Even worse, every year that the fund’s rate of return is higher than 8 percent, the excess is skimmed off and can only be used for “additional benefits for members and beneficiaries,” Mosher claims. Now, a good year’s excess is set aside to help offset a bad year’s loss.
The state actuary’s office prepared a report outlining the future costs of this program for coming budget bienniums. If I-790 does not pass, the pension fund payments in 2003-05 will total nearly $182 million (the state contributing $36 million, local governments $54 million, and workers $91 million). If I-790 does pass, according to data from the state actuary and the Office of Financial Management, the increase in 2003-05 will total $1.3 billion (the state contributing $261.7 million, local governments $392.1 million, and workers $653.9 million). The state actuary says it just keeps going up from there.
These higher payments are not only going to have dire consequences for state and local governments, they will be a hardship for cops and firefighters, warns Larry Risch, the deputy state actuary. “It will be too expensive—they will have to sell their homes,” he says.
ASSUMING THE LEADERSHIP of the cops and firefighters would not intentionally bankrupt their members, we are left with two plausible explanations: The state actuary’s reading of the initiative is wrong, or the people who wrote the initiative made a mistake.
Predictably, Fox says it’s poor interpretation, while Mosher believes it’s a mistake.
Fox says the problem is “the creation of a bureaucratic bean counter.” He claims the state actuary’s office has not offered an independent, fair analysis of I-790. Instead, the actuary, who works for the Legislature’s Joint Committee on Pension Policy, has delivered a highly politicized reading of the initiative in order to maintain the pension fund’s status quo. “He is given this document [by his bosses] and told, ‘Hey, this is what we think it means,'” says Fox.
Bob Klausner, a respected pension-fund lawyer, wrote the section of I-790 that deals with these financial issues, according to former state Supreme Court Justice Phil Talmadge, an attorney for the Washington State Council of Firefighters.
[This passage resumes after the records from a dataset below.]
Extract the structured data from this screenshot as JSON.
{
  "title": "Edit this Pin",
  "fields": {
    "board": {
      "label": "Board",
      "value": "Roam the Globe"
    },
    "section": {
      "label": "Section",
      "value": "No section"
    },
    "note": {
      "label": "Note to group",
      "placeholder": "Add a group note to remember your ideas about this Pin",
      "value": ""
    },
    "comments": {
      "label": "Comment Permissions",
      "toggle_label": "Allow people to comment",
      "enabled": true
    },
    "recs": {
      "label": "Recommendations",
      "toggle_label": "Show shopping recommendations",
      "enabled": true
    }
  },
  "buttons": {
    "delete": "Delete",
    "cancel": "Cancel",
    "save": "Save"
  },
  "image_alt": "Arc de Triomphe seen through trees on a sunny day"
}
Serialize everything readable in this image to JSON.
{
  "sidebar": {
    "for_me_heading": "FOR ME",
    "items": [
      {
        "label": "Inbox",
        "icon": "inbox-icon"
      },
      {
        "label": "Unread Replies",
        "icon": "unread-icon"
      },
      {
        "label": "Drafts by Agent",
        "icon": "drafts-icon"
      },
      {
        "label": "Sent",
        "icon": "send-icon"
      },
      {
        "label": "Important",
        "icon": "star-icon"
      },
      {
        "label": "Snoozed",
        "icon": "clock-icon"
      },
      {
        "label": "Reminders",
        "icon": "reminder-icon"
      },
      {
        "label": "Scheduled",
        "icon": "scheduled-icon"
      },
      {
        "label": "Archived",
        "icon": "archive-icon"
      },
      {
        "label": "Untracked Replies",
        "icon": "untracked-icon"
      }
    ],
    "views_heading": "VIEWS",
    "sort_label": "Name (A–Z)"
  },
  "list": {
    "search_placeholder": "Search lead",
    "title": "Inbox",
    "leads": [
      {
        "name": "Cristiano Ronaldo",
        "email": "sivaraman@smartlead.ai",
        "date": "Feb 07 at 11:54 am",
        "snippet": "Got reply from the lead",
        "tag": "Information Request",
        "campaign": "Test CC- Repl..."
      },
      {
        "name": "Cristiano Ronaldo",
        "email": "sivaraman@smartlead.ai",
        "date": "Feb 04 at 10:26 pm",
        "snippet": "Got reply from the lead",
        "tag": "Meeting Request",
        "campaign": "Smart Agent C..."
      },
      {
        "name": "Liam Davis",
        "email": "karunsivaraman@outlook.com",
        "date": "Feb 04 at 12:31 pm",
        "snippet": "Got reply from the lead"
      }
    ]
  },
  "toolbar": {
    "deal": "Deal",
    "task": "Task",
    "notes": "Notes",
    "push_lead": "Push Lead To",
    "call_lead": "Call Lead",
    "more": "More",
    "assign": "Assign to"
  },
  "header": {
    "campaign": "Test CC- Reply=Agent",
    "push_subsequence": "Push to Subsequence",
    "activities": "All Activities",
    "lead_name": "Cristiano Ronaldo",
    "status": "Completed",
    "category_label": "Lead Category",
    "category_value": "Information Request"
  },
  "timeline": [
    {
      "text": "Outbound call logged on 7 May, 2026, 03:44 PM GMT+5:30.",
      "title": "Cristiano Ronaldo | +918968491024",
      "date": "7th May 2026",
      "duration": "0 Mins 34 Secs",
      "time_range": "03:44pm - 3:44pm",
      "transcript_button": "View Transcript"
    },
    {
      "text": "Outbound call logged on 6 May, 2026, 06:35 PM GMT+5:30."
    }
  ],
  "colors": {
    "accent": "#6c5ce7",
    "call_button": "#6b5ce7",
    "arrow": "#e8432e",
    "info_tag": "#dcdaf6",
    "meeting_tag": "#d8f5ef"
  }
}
Talmadge is sure the initiative does not require annual returns of 8 percent underwritten by the taxpayers and the workers, or the annual skimming off of the profits. The state actuary’s office “is being so blockheaded, they can’t read the language,” Talmadge claims.
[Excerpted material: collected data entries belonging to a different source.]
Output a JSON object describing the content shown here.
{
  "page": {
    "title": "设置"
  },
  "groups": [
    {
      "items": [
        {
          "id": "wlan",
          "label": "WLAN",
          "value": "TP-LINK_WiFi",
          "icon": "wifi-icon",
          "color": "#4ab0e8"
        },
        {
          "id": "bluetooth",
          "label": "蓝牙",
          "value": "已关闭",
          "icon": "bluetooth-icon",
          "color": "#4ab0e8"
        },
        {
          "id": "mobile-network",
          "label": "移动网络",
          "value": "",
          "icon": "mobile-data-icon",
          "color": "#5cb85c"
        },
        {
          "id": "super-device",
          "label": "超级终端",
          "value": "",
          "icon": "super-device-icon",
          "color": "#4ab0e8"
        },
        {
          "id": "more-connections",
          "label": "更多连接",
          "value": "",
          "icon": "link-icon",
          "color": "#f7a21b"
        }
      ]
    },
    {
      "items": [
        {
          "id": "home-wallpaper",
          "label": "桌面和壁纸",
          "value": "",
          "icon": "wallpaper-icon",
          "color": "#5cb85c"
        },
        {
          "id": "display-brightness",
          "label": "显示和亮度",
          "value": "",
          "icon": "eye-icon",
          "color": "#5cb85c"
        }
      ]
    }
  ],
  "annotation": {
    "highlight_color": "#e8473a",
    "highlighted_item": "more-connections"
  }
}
Deputy actuary Risch stands firmly behind his analysis. Mosher says we can’t afford to take a chance. “It doesn’t make sense to me,” he notes. “It’s like robbing Peter to pay Paul, only in this case, Peter is still working and Paul happens to be retired.”
SW PICK
Washington’s finances are in bad shape. Initiative 790 will make things worse. That alone is reason enough to vote no.
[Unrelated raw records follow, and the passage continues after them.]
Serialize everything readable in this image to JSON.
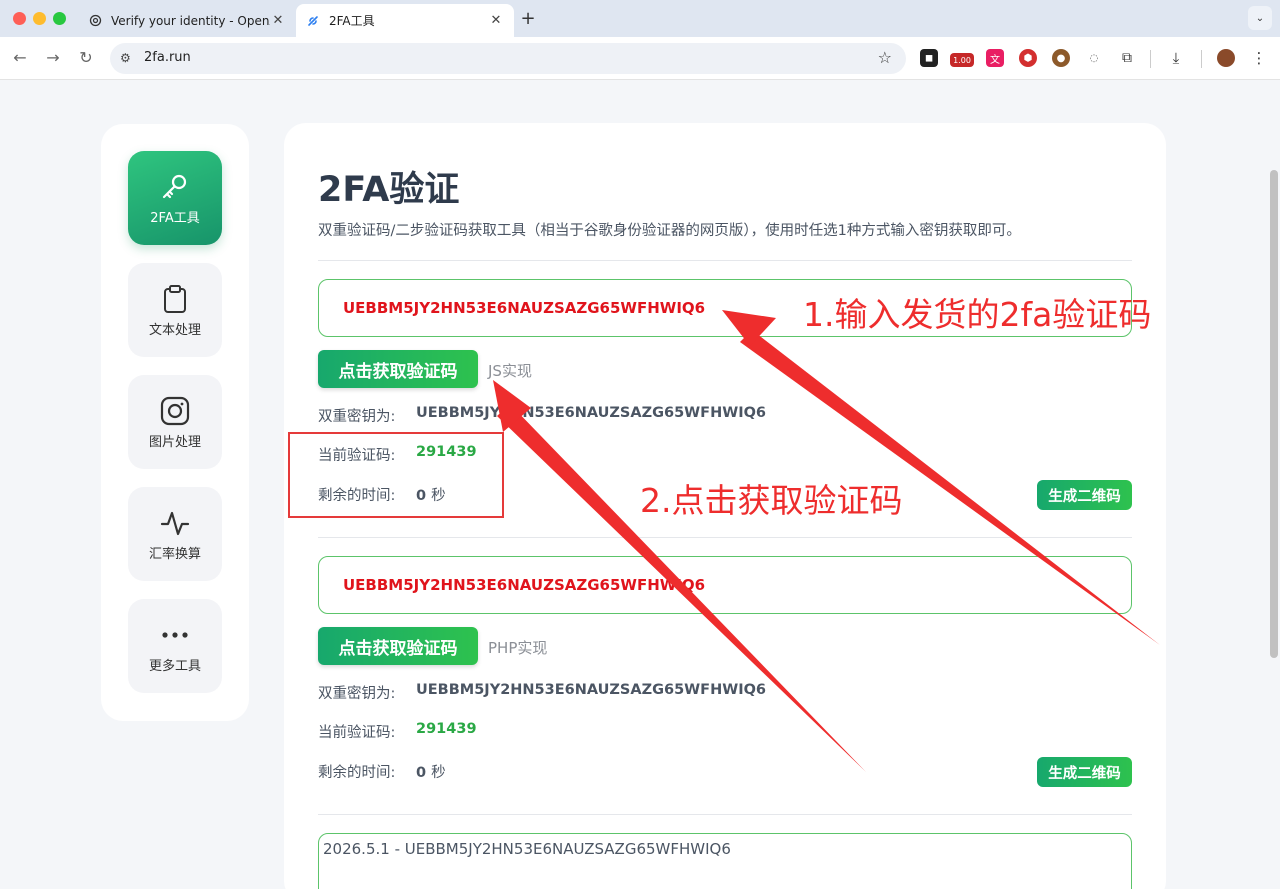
{
  "browser": {
    "tabs": [
      {
        "title": "Verify your identity - OpenAI",
        "icon": "openai-icon",
        "active": false
      },
      {
        "title": "2FA工具",
        "icon": "2fa-site-icon",
        "active": true
      }
    ],
    "url": "2fa.run",
    "extension_badge": "1.00"
  },
  "sidebar": {
    "items": [
      {
        "label": "2FA工具",
        "icon": "key-icon",
        "active": true
      },
      {
        "label": "文本处理",
        "icon": "clipboard-icon",
        "active": false
      },
      {
        "label": "图片处理",
        "icon": "camera-icon",
        "active": false
      },
      {
        "label": "汇率换算",
        "icon": "activity-icon",
        "active": false
      },
      {
        "label": "更多工具",
        "icon": "more-dots-icon",
        "active": false
      }
    ]
  },
  "main": {
    "title": "2FA验证",
    "description": "双重验证码/二步验证码获取工具（相当于谷歌身份验证器的网页版），使用时任选1种方式输入密钥获取即可。",
    "sections": [
      {
        "secret_value": "UEBBM5JY2HN53E6NAUZSAZG65WFHWIQ6",
        "button_label": "点击获取验证码",
        "impl_label": "JS实现",
        "secret_label": "双重密钥为:",
        "secret_display": "UEBBM5JY2HN53E6NAUZSAZG65WFHWIQ6",
        "code_label": "当前验证码:",
        "code_value": "291439",
        "time_label": "剩余的时间:",
        "time_value": "0",
        "time_unit": "秒",
        "qr_button_label": "生成二维码"
      },
      {
        "secret_value": "UEBBM5JY2HN53E6NAUZSAZG65WFHWIQ6",
        "button_label": "点击获取验证码",
        "impl_label": "PHP实现",
        "secret_label": "双重密钥为:",
        "secret_display": "UEBBM5JY2HN53E6NAUZSAZG65WFHWIQ6",
        "code_label": "当前验证码:",
        "code_value": "291439",
        "time_label": "剩余的时间:",
        "time_value": "0",
        "time_unit": "秒",
        "qr_button_label": "生成二维码"
      }
    ],
    "batch_textarea_value": "2026.5.1 - UEBBM5JY2HN53E6NAUZSAZG65WFHWIQ6"
  },
  "annotations": {
    "step1": "1.输入发货的2fa验证码",
    "step2": "2.点击获取验证码",
    "color": "#ee2d2d"
  },
  "colors": {
    "accent_green": "#1fa866",
    "secret_red": "#e0141c",
    "code_green": "#2aa845"
  }
}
I-790 would take control of the police and firefighters’ pension away from the state Legislature and put it in the hands of the public-safety workers themselves. There is no doubt that police and firefighters deserve good pensions and that the workers feel the state Legislature has not been responsive to their concerns about health insurance, disability payments, and the size of their pensions. But while the idea of controlling your own pension sounds fair, the initiative’s fine print makes the measure either a financial catastrophe or just another unfunded mandate.
While the financial experts quarrel over what the details mean, even under the rosiest interpretation of I-790’s language, any increase in pension benefits for public safety workers will cost money, and government doesn’t have any extra. Yet there is no provision in I-790 for new sources of revenue.
If police and firefighters want to use their political clout to gain control of their pension plans, it is incumbent upon them to create new taxes to pay for new benefits. Otherwise state and local governments will continue to cut essential services in order clean up after initiatives.
There has to be a better way to look after our retired police and firefighters. Vote No.